Yep. That's about it.
A pretty simple measure - though very powerful. I'm sure my collection is kept much safer now.
I guess 99.9% of all collections out there got a problem. You might consider doing something about it.
If you follow my advise, I'd be really interested to see you reporting back your corruption rate (and associated backup strategy). ;)
1. Don't run simple Copy/Paste backups, use backup tools - look for recommended settings of these tools!!!
Usually you'll find numerous parameters, which doesn't mean much to you in the beginning. Later on you
usually, realize, why these parameters were introduced. Spent a little time on the subject.
2. Introduce incremental backups, which keep the original data as long as possible and store the "delta" data
at a different place on the same disk.
This way you save quite some space. You can have several backup cycles on one disk.
3. Use at least 2 backup disks - stored at different locations.
4. Buy disks which are used in the professional area. Cheap consumer stuff is not recommended
5. You don't need that fastest disks ( higher wear down effects). You'd need the most reliable.
6. Don't use old disks ( which e.g. were just replaced by your brandnew SSD) as backup media
7. Check the data integrity seperately - see above
8. Automate the process as much as possible and keep the logfiles.
Full Backup ( all partitions and bootsector)
Windows 7 - Backup and Restore
Acronis - The Free WD Version
dd (Linux - commandline)
Windows 7 - Backup and Restore
rsync (Linux and Windows - commandline - also remote via network! (ssh))
Note: The W7 tools are meanwhile able to compete with other commercial software.
IMO there's no need to go for Norton or Acronis.
Secure Copy ( with CRC check and error logging on failed transfers)
rsync (Linux and Windows - commandline)
Advise: It's always recommended to use a defragmented disk.
Copying data back and forth all the time, or any other jobs you run on your data, such as adding RG tags or similar, gets you lot of fragmentation on the disk.
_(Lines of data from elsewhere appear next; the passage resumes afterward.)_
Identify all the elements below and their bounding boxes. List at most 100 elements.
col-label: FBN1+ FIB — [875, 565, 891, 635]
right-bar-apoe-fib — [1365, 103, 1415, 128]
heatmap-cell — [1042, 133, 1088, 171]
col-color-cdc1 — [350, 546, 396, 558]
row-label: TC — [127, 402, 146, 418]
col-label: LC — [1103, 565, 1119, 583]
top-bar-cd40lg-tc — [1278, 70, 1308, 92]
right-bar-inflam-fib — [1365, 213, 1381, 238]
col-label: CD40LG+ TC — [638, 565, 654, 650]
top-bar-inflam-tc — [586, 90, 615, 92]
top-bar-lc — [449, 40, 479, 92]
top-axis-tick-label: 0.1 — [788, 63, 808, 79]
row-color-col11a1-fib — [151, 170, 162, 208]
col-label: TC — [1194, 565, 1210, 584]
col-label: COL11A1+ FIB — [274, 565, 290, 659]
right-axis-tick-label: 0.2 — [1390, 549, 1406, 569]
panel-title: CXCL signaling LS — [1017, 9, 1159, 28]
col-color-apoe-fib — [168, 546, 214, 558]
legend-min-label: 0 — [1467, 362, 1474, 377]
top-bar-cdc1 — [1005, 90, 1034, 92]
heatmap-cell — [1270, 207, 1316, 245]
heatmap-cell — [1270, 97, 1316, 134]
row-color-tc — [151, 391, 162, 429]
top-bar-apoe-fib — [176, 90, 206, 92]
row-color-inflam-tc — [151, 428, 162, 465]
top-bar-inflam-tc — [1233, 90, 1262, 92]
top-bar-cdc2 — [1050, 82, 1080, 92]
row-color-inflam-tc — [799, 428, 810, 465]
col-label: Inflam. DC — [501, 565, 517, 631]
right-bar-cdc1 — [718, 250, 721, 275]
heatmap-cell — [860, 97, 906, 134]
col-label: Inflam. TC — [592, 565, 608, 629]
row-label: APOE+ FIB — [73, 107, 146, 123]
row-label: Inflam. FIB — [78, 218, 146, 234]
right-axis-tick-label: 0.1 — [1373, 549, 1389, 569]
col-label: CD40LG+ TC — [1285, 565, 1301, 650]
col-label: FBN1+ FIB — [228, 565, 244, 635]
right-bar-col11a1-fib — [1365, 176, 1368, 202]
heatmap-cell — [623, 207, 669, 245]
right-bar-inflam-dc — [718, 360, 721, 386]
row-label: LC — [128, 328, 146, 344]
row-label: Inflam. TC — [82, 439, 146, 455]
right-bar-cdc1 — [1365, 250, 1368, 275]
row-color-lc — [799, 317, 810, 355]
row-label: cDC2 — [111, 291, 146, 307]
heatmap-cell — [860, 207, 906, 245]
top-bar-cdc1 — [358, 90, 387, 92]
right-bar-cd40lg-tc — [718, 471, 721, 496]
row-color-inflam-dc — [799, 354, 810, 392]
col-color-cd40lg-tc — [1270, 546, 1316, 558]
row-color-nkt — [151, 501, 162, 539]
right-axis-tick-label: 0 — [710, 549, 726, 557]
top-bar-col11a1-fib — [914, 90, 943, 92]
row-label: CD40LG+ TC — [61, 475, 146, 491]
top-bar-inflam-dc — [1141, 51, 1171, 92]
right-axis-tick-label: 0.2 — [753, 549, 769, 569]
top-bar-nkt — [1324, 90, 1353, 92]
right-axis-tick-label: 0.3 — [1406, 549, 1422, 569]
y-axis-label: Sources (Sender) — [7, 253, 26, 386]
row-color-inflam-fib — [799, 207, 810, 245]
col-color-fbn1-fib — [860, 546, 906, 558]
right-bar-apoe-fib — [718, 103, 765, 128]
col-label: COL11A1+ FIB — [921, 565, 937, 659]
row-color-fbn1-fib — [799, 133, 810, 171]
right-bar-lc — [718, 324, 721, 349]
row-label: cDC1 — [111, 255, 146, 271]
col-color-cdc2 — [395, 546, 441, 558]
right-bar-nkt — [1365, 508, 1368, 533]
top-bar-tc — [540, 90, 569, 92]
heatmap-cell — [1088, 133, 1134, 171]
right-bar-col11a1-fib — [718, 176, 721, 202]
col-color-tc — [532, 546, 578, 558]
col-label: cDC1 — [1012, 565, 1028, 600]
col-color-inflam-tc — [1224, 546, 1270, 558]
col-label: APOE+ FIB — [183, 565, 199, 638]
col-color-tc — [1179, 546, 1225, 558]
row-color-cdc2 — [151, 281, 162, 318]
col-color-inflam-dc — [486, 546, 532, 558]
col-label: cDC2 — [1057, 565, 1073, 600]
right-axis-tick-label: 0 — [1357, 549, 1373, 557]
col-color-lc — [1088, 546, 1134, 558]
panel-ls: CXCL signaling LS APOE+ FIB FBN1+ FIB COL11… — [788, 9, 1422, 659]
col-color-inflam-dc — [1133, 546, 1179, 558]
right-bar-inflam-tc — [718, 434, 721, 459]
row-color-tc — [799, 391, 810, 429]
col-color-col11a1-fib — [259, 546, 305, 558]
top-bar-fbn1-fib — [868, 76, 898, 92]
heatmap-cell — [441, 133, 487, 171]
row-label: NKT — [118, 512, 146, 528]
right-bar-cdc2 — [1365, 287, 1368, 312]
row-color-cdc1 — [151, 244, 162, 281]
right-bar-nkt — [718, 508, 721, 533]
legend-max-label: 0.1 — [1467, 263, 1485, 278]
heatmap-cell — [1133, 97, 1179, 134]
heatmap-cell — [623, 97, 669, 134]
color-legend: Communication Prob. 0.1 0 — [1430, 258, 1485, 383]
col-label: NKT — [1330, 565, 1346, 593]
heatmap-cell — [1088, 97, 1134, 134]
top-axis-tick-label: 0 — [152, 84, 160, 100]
That fragmentation is gone if you backup your disk to another disk. If you can swap your master disk with the backup disk easily, use your backup disk as master
This way you always run a rather defragmented disk, without running an annoying defragmenattion process -
which puts a lot of pressure on your HDD.
Since I'm at home in the Linux world, I've written a simple one-liner that accomplishes the flac integrity check over your entire harddisk(s):
Open a terminal first.
**copy/paste below command into one line******
find / -iname "*flac" -print0 | while IFS= read -r -d '' "j" ; do flac -s -t "$j" 2>>/tmp/flac-integrity.log ; done
That'll take some time (hours) - 1 to 2 s per file.
You can replace "find /" with e.g. "find /media/music" to specify a specific music directory.
The scan result you'll find in /tmp/flac-integrity.log
To test above you might copy a CD to /tmp first and then you replace "find /" with e.g. "find /tmp"
You can run a:
grep "error" /tmp/flac-integrity.log | wc -l
That'll tell you if any and how many problems where found.